En France, quand un homme ou une femme est condamné pour un crime, il est envoyé en prison. Lorsqu’il a purgé sa peine, ou relève des conditions d’une libération anticipée, il peut en sortir. C’est la loi. La loi qui, en république, en démocratie, s’applique en principe à tout le monde.

En France, pays des Droits de l’Homme, la loi stipule qu’un prisonnier dont la santé est altérée au point que sa détention est incompatible avec les soins peut être libéré. Mais en France, pays plus féodal que républicain, la loi ne s’applique pas de manière identique à tous les citoyens.

Maurice Papon, ancien ministre de Valéry Giscard d’Estaing, a été condamné le 2 avril 1998 à 10 ans de réclusion pour complicité de crimes contre l’humanité : pendant l’occupation allemande, en tant que préfet de police de la Gironde, il a organisé la déportation des Juifs bordelais. On lui attribue celle de 1560 personnes. Il est sorti de prison en septembre 2002, au bout de quatre années de détention, pour raisons médicales.

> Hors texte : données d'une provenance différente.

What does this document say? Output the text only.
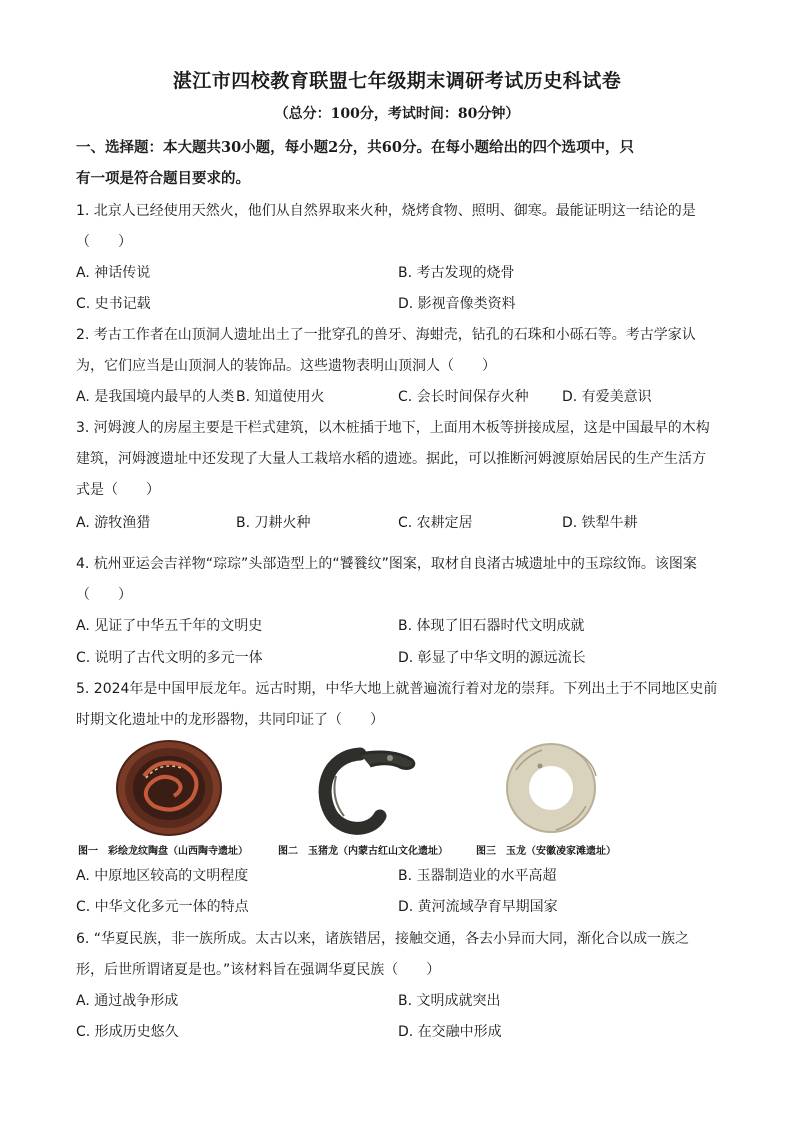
湛江市四校教育联盟七年级期末调研考试历史科试卷
（总分：100分，考试时间：80分钟）
一、选择题：本大题共30小题，每小题2分，共60分。在每小题给出的四个选项中，只
有一项是符合题目要求的。
1. 北京人已经使用天然火，他们从自然界取来火种，烧烤食物、照明、御寒。最能证明这一结论的是
（　　）
A. 神话传说	B. 考古发现的烧骨
C. 史书记载	D. 影视音像类资料
2. 考古工作者在山顶洞人遗址出土了一批穿孔的兽牙、海蚶壳，钻孔的石珠和小砾石等。考古学家认
为，它们应当是山顶洞人的装饰品。这些遗物表明山顶洞人（　　）
A. 是我国境内最早的人类 B. 知道使用火	C. 会长时间保存火种 D. 有爱美意识
3. 河姆渡人的房屋主要是干栏式建筑，以木桩插于地下，上面用木板等拼接成屋，这是中国最早的木构
建筑，河姆渡遗址中还发现了大量人工栽培水稻的遗迹。据此，可以推断河姆渡原始居民的生产生活方
式是（　　）
A. 游牧渔猎	B. 刀耕火种	C. 农耕定居	D. 铁犁牛耕
4. 杭州亚运会吉祥物“琮琮”头部造型上的“饕餮纹”图案，取材自良渚古城遗址中的玉琮纹饰。该图案
（　　）
A. 见证了中华五千年的文明史	B. 体现了旧石器时代文明成就
C. 说明了古代文明的多元一体	D. 彰显了中华文明的源远流长
5. 2024年是中国甲辰龙年。远古时期，中华大地上就普遍流行着对龙的崇拜。下列出土于不同地区史前
时期文化遗址中的龙形器物，共同印证了（　　）
图一　彩绘龙纹陶盘（山西陶寺遗址）	图二　玉猪龙（内蒙古红山文化遗址）	图三　玉龙（安徽凌家滩遗址）
A. 中原地区较高的文明程度	B. 玉器制造业的水平高超
C. 中华文化多元一体的特点	D. 黄河流域孕育早期国家
6. “华夏民族，非一族所成。太古以来，诸族错居，接触交通，各去小异而大同，渐化合以成一族之
形，后世所谓诸夏是也。”该材料旨在强调华夏民族（　　）
A. 通过战争形成	B. 文明成就突出
C. 形成历史悠久	D. 在交融中形成
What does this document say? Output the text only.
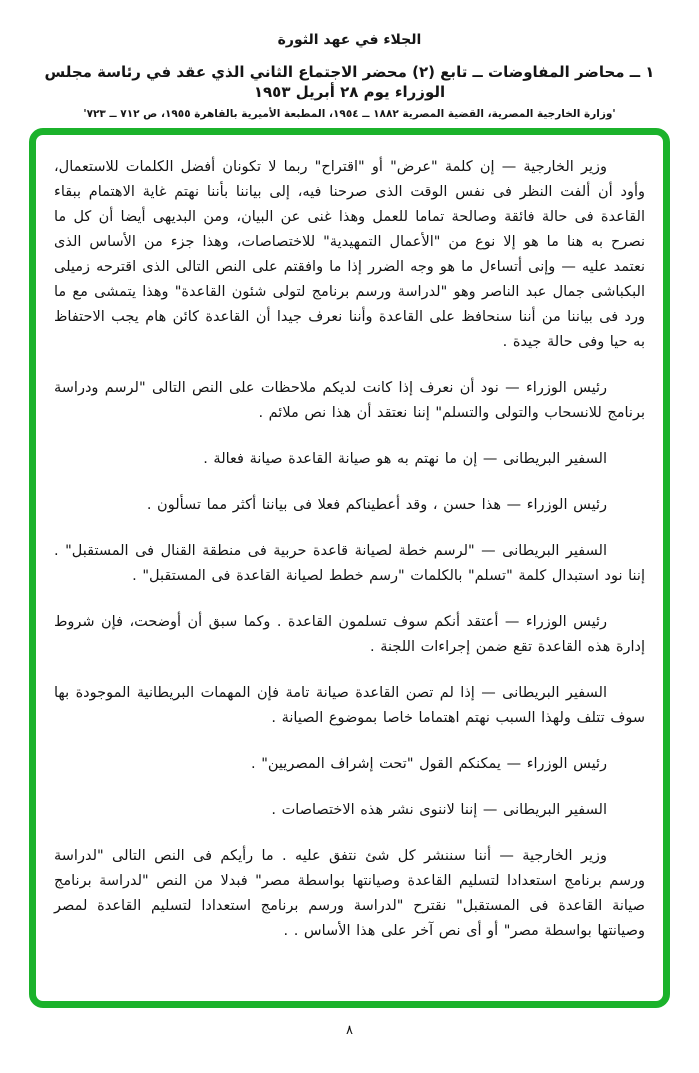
الجلاء في عهد الثورة
١ ــ محاضر المفاوضات ــ تابع (٢) محضر الاجتماع الثاني الذي عقد في رئاسة مجلس الوزراء يوم ٢٨ أبريل ١٩٥٣
'وزارة الخارجية المصرية، القضية المصرية ١٨٨٢ ــ ١٩٥٤، المطبعة الأميرية بالقاهرة ١٩٥٥، ص ٧١٢ ــ ٧٢٣'

وزير الخارجية — إن كلمة "عرض" أو "اقتراح" ربما لا تكونان أفضل الكلمات للاستعمال، وأود أن ألفت النظر فى نفس الوقت الذى صرحنا فيه، إلى بياننا بأننا نهتم غاية الاهتمام ببقاء القاعدة فى حالة فائقة وصالحة تماما للعمل وهذا غنى عن البيان، ومن البديهى أيضا أن كل ما نصرح به هنا ما هو إلا نوع من "الأعمال التمهيدية" للاختصاصات، وهذا جزء من الأساس الذى نعتمد عليه — وإنى أتساءل ما هو وجه الضرر إذا ما وافقتم على النص التالى الذى اقترحه زميلى البكباشى جمال عبد الناصر وهو "لدراسة ورسم برنامج لتولى شئون القاعدة" وهذا يتمشى مع ما ورد فى بياننا من أننا سنحافظ على القاعدة وأننا نعرف جيدا أن القاعدة كائن هام يجب الاحتفاظ به حيا وفى حالة جيدة .

رئيس الوزراء — نود أن نعرف إذا كانت لديكم ملاحظات على النص التالى "لرسم ودراسة برنامج للانسحاب والتولى والتسلم" إننا نعتقد أن هذا نص ملائم .

السفير البريطانى — إن ما نهتم به هو صيانة القاعدة صيانة فعالة .

رئيس الوزراء — هذا حسن ، وقد أعطيناكم فعلا فى بياننا أكثر مما تسألون .

السفير البريطانى — "لرسم خطة لصيانة قاعدة حربية فى منطقة القنال فى المستقبل" . إننا نود استبدال كلمة "تسلم" بالكلمات "رسم خطط لصيانة القاعدة فى المستقبل" .

رئيس الوزراء — أعتقد أنكم سوف تسلمون القاعدة . وكما سبق أن أوضحت، فإن شروط إدارة هذه القاعدة تقع ضمن إجراءات اللجنة .

السفير البريطانى — إذا لم تصن القاعدة صيانة تامة فإن المهمات البريطانية الموجودة بها سوف تتلف ولهذا السبب نهتم اهتماما خاصا بموضوع الصيانة .

رئيس الوزراء — يمكنكم القول "تحت إشراف المصريين" .

السفير البريطانى — إننا لاننوى نشر هذه الاختصاصات .

وزير الخارجية — أننا سننشر كل شئ نتفق عليه . ما رأيكم فى النص التالى "لدراسة ورسم برنامج استعدادا لتسليم القاعدة وصيانتها بواسطة مصر" فبدلا من النص "لدراسة برنامج صيانة القاعدة فى المستقبل" نقترح "لدراسة ورسم برنامج استعدادا لتسليم القاعدة لمصر وصيانتها بواسطة مصر" أو أى نص آخر على هذا الأساس . .

٨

Nathalie Ménigon, Georges Cipriani Jean-Marc Rouillan et Joëlle Aubron, membres d’ Action directe, ont été condamnés à la perpétuité assortie d’une peine de sûreté de 18 ans pour les assassinats du général René Audran, inspecteur général de l’armement et du dirigeant de Renault, Georges Besse. Ils ont purgé dix-sept ans de prison. Georges Cipriani a perdu la raison. Joëlle Aubron souffre de métastases au cerveau. Nathalie Ménigon est paralysée après avoir fait trois accidents vasculaires. Jean-Marc Rouillan est atteint d’un cancer du poumon. Les trois derniers ont demandé la suspension de leur peine. Ils sont toujours en prison. [1]

Et combien d’autres détenus - qui n’ont pas de comité de soutien - sont-ils dans la même situation dans les prisons françaises ?

En France, pays des Droits de l’Homme, même s’il n’y a pas " officiellement " de prisonniers politiques, tous les crimes de sang n’ont pas la même valeur. Et, pour être plus précis, 1560 déportés juifs valent moins qu’un inspecteur général de l’armement et un dirigeant d’entreprise nationalisée.

Je hais tous les crimes de sang, sans exception. Mais aucun crime ne justifie la violence sadique d’un état qui se dit démocratique.

Marc Zaffran/Martin Winckler, médecin et écrivain.


[1Depuis l’écriture de cet article, Joëlle Aubron est sortie mi-juin du centre de détention de Bapaume (Pas-de-Calais), en application d’une mesure de suspension de peine pour raison médicale.